Your washer stinks, but it doesn't have to.
Recommendations are independently chosen by Reviewed’s editors. Purchases you make through our links may earn us a commission.
What You Need:
Prep Time Needed:
Total Time Needed:
If you have a front-load washer, congratulations: You're saving water and energy, and treating your clothes more gently. But one day, you may open the door to your front-loader and be confronted with a terrible smell. That's mildew, and it's coming from the rubber gasket at the front of the washer. What's worse is that the stink can transfer from the gasket to your clothes. What happened? You neglected to clean it.
You might assume that a washing machine cleans itself. That's not how it works. A front-loader needs you to clean it regularly. Top-load washers don't need you to do this. They may have issues of their own, but they don't use a gasket to keep water in the machine during a cycle. But because you have a front-loader, you have to step up. It's not hard to wash your washer. It's just that now that you know about it, you have to make sure you do it.
Lots of people aren't aware of that. In fact, enough people had no clue about how to prevent odors in their washer that it became the subject of a lawsuit in 2006. Unfortunately, the time to collect on your $50 settlement has passed.
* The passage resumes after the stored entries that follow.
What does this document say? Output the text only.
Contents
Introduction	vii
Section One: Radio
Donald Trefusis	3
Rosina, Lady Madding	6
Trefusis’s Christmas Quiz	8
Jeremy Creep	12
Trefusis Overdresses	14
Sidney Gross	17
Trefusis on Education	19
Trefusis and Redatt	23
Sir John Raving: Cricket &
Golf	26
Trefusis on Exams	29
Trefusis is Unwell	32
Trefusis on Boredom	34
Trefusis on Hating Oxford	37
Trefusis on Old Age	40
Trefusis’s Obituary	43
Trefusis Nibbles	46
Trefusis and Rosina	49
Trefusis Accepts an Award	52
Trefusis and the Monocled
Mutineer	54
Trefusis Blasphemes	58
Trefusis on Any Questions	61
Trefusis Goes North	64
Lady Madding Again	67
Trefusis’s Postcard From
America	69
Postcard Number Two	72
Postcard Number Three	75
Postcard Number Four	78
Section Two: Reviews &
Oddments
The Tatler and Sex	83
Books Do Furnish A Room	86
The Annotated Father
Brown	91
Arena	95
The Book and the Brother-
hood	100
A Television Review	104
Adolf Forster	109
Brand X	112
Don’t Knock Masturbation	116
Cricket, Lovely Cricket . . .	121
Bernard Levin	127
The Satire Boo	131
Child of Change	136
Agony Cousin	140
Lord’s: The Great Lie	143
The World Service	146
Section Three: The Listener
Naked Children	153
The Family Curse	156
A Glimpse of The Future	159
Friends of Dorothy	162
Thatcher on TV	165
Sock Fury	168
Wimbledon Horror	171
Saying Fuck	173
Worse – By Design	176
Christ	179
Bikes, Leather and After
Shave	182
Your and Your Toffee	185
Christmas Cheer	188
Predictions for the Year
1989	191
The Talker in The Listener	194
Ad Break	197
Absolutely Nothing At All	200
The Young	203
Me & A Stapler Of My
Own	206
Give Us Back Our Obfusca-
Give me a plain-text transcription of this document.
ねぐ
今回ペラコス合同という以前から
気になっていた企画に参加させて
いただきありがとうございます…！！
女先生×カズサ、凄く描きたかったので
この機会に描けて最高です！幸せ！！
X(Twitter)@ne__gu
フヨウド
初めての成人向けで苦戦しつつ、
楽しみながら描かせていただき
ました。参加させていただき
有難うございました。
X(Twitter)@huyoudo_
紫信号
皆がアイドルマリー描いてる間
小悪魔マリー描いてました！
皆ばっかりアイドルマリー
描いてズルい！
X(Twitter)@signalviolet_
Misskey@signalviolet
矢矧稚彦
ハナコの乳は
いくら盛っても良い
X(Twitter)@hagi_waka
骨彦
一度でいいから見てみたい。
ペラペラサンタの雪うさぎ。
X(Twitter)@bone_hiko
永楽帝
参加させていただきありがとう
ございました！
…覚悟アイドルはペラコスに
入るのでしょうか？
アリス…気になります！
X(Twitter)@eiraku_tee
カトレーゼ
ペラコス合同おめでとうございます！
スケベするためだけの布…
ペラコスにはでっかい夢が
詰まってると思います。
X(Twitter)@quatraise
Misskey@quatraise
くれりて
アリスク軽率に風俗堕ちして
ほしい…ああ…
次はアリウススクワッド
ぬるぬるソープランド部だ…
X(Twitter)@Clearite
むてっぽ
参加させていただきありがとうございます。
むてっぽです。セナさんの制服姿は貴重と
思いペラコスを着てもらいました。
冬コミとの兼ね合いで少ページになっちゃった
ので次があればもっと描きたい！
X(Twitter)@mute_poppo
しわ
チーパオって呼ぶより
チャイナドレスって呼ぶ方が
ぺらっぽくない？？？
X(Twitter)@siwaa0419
If your front-load washer is already adding funk to your laundry, we have the steps to set it right again. We’re also going to explain what causes the odor, so you can prevent it.
Here's how to deal with the odor coming from your front loader:
Mix ¼ a cup of baking soda with ¼ a cup of water. Add this solution to your machine’s detergent container.
Pour 2 cups of white vinegar into the drum and run a normal load at high heat.
Scrub any remaining dirty spots with the rough side of a sponge dipped in a solution of one part vinegar, one part water.
To maintain freshness moving forward, use detergents made for high-efficiency machines, keep the drum dry between cycles, and clean the gasket as needed.
We took an in-depth look at the relative performance of front- and top-load washers, and found that front-loaders are superior in virtually every way. That came as no surprise since front-loaders are designed not only to be more efficient but also to be gentler on clothes while cleaning them better.
But it's that efficiency part that can cause some headaches when it comes to smell. See, high-efficiency front-loaders use a lot less water than their top-load counterparts, since they fill just the bottom of the wash tub with water. Since the drum rotates on a horizontal axis, your clothes tumble through the water, eliminating the need to fill the tub up all the way.
That's all fine and dandy if you use high-efficiency detergents, but when you douse your laundry with the wrong kinds of soap and softeners, the smaller amount of water can’t fully rinse them away. The drum ends up getting coated with a layer of soap scum, which is itself peppered with debris and dirt from your clothing. In the heat and damp of your washer, this scum makes a happy home for mildew, bacteria, and mold.
The stinky situation is compounded by the fact that front-load washers use a rubber door gasket to keep water from leaking out. Dirt, soap, and bits of fabric can get trapped under the gasket, creating yet another breeding ground for nasty smells.
Your washer is finally free of nasty odors, and you want to keep it that way. But how?
If you own a front-loader, you should always use detergents made for high-efficiency machines. Normal detergents simply produce more suds than your front-loader can handle; less suds means less scum for stinky lifeforms to cling to. If you're accustomed to old detergents you'll be shocked at how little HE detergent is recommended per load. Read the directions carefully and don't use more than you should.
Liquid fabric softener is also off-limits for front-loading washing machines, so do yourself a favor and ditch it.
Once you’ve got the soap situation under control, it’s time to make sure the drum doesn’t stay damp for long periods of time. Always remove your laundry promptly after the cycle ends, and be sure to leave the door open when it’s not in use, so the moisture can escape.
You can also run a fan in the room where your washer lives to improve airflow and consider investing in a dehumidifier. (See our guide to The Best Dehumidifiers.) Remember: You don't want bacteria or mold to feel at home here, and nothing invites bad smells quite like wet, stagnant heat.
Even with the correct detergent and anti-humidity efforts, there's no guarantee your washer drum won't develop some mold-friendly buildup. The rubber seal around the doors is especially problematic, so you should regularly remove any debris you see trapped in the gasket and wipe it down with a cleaning solution made of one part white vinegar and one part water.
Finally, be sure to dispose of any lint that may have accumulated in your machine’s drain trap filter. Once a week should do the trick.